New ‘Republican’ football shirt scolds Spanish conservatives
Few areas of Spanish life have been immune from the country’s current territorial crisis and now even the national football team has been tainted.
On Monday, the Royal Spanish Football Federation unveiled the jersey their players will wear at next year’s World Cup in Russia. For the most part, this was a conservative design, with the traditional Spanish team red punctuated with yellow stripes across the shoulders echoing the national flag.
However, running vertically down one side of the shirt is a jagged line combining yellow and, more controversially, purple.
“In Spain, purple is not just any old color,” noted El Confidential newspaper, commenting on the Republican connotations of Hue.
Many see Adidas’ new design as being directly inspired by the Spanish Republican flag, which features three stripes: red, yellow and purple.
“What kind of trash shirt is this?” Right-wing commentator Hermann Tertsch asked on Twitter, comparing it to a Soviet-era design.
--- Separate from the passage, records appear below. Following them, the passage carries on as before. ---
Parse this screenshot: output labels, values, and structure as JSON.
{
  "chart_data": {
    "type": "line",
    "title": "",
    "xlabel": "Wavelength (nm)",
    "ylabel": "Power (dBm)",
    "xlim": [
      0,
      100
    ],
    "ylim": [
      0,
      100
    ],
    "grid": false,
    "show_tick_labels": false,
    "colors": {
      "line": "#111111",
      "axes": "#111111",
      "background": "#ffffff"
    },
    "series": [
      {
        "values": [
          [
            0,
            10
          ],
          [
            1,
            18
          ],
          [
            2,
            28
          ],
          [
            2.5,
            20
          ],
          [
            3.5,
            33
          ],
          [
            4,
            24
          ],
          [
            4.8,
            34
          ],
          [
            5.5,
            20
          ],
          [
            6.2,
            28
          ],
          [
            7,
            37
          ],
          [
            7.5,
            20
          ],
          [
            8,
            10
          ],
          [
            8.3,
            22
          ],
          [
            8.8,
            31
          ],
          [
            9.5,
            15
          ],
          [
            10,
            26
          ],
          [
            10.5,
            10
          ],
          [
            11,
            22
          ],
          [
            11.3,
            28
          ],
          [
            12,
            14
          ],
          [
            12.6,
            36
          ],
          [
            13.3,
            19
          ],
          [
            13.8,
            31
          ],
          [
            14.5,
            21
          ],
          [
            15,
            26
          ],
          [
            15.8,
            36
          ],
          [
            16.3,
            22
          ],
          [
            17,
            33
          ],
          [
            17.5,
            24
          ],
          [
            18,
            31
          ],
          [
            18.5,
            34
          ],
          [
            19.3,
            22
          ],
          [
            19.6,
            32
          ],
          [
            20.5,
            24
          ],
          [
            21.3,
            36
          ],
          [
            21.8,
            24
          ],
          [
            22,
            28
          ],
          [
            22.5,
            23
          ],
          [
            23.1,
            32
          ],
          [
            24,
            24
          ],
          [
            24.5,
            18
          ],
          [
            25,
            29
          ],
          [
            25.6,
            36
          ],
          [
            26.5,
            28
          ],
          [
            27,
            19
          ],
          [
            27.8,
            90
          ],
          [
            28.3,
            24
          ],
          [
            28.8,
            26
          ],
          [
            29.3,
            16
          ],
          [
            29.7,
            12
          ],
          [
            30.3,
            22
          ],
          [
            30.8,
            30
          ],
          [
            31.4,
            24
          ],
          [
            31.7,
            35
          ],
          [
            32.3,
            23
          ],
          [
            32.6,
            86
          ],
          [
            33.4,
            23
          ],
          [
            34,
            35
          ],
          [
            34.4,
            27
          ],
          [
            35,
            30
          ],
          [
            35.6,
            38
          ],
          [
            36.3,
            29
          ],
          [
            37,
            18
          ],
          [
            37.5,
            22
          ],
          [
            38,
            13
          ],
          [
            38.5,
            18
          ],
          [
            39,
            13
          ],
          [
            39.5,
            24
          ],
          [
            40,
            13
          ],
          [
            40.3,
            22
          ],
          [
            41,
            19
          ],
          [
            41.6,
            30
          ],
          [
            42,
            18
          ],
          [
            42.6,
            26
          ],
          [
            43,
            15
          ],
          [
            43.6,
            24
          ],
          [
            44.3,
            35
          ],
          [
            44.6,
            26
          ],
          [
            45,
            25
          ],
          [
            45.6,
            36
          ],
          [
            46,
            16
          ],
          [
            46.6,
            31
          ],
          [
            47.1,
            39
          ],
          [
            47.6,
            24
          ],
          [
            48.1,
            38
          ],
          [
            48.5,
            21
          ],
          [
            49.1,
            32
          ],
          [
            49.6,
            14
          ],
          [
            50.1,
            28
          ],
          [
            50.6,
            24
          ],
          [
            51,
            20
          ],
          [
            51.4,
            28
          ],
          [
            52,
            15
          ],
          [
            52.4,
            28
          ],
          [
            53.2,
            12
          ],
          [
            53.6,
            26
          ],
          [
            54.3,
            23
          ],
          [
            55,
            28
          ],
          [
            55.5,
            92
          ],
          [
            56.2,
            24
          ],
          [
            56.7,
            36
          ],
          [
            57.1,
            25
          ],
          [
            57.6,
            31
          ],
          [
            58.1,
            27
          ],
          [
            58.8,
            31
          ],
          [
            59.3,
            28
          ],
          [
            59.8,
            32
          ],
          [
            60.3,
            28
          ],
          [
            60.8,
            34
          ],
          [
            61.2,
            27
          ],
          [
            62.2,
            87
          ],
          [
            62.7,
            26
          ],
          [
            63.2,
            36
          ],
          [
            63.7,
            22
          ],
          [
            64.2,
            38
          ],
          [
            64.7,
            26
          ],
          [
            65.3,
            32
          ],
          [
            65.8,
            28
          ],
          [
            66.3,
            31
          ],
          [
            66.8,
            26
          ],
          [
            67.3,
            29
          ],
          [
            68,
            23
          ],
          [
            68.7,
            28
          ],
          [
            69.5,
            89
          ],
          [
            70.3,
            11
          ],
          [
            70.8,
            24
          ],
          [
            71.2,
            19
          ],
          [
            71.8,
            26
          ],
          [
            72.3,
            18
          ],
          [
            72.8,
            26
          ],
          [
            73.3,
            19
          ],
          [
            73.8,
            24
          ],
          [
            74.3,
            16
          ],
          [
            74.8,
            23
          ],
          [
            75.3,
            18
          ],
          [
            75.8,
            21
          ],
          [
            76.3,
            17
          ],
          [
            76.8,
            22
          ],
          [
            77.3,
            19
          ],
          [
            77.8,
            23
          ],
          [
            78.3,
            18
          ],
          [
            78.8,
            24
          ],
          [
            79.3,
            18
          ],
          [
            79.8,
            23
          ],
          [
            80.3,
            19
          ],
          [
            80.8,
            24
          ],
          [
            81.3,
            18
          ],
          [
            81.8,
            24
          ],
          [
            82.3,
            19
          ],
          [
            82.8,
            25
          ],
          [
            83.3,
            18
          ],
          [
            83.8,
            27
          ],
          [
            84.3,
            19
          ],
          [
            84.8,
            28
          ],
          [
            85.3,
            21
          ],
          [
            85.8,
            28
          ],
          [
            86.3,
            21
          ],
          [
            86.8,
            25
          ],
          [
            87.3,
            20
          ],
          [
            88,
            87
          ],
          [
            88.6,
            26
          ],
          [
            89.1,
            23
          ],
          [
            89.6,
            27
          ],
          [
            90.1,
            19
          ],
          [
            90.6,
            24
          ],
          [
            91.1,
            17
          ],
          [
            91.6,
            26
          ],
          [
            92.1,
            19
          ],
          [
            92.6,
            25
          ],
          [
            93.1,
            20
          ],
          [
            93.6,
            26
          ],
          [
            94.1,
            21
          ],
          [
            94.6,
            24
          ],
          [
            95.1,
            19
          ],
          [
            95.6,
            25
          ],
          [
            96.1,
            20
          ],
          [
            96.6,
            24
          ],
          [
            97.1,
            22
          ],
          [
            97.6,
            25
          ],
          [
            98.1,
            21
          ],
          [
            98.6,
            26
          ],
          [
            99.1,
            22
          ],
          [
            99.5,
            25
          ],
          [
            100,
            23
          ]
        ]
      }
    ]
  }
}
Spain’s second left-wing republic lasted from 1931 to 1936, when a right-wing military coup led by Francisco Franco sparked three years of civil war, followed by four decades of dictatorship. The heritage of the republic continues to divide the Spaniards.
Right-wing columnist Alfonso UssÃa was also outraged, asking if “anyone within the Royal – yes Royal – Spanish Football Federation knows the flag of the fleeting republic, which was so ugly and so bad for our history” .
Many social media users have called for a boycott of Adidas.
But not everyone was critical. Pablo Iglesias, leader of the left-wing Podemos party, tweeted: âIt has been a long time since the national team had such a great shirt. The endorsement of Mr Iglesias, who himself was seen wearing a more blatant Republican design while playing football, only added to the left-wing aura of the new shirt.
Adding to the fury, some critics identified in the shirt the presence of the red and yellow striped flag of Catalonia, whose nationalist government recently declared independence, before Spanish authorities took control of the region.
The ousted President of Catalonia, Carles Puigdemont, has been in Belgium since last week, along with four former ministers, saying Spanish justice would not treat them fairly if they returned. Eight of his former cabinet colleagues have been jailed pending trial on charges including sedition, rebellion and embezzlement of public funds.
On Tuesday, Puigdemont told Radio Catalunya that the Spanish government had staged “an illegal coup” by triggering article 155 of the constitution, which allowed him to implement direct rule in the Catalan region.
“Europe cannot have an entire government in exile or in prison,” said Puigdemont, who is fighting against Spanish repatriation attempts.
The Spanish government has called Catalan elections for December 21, when Madrid’s direct rule would theoretically end. However, a spokesman for the ruling People’s Party (PP), Rafael Hernando, warned on Tuesday that it could be re-introduced if the pro-independence parties win these elections and resume their pro-independence campaign.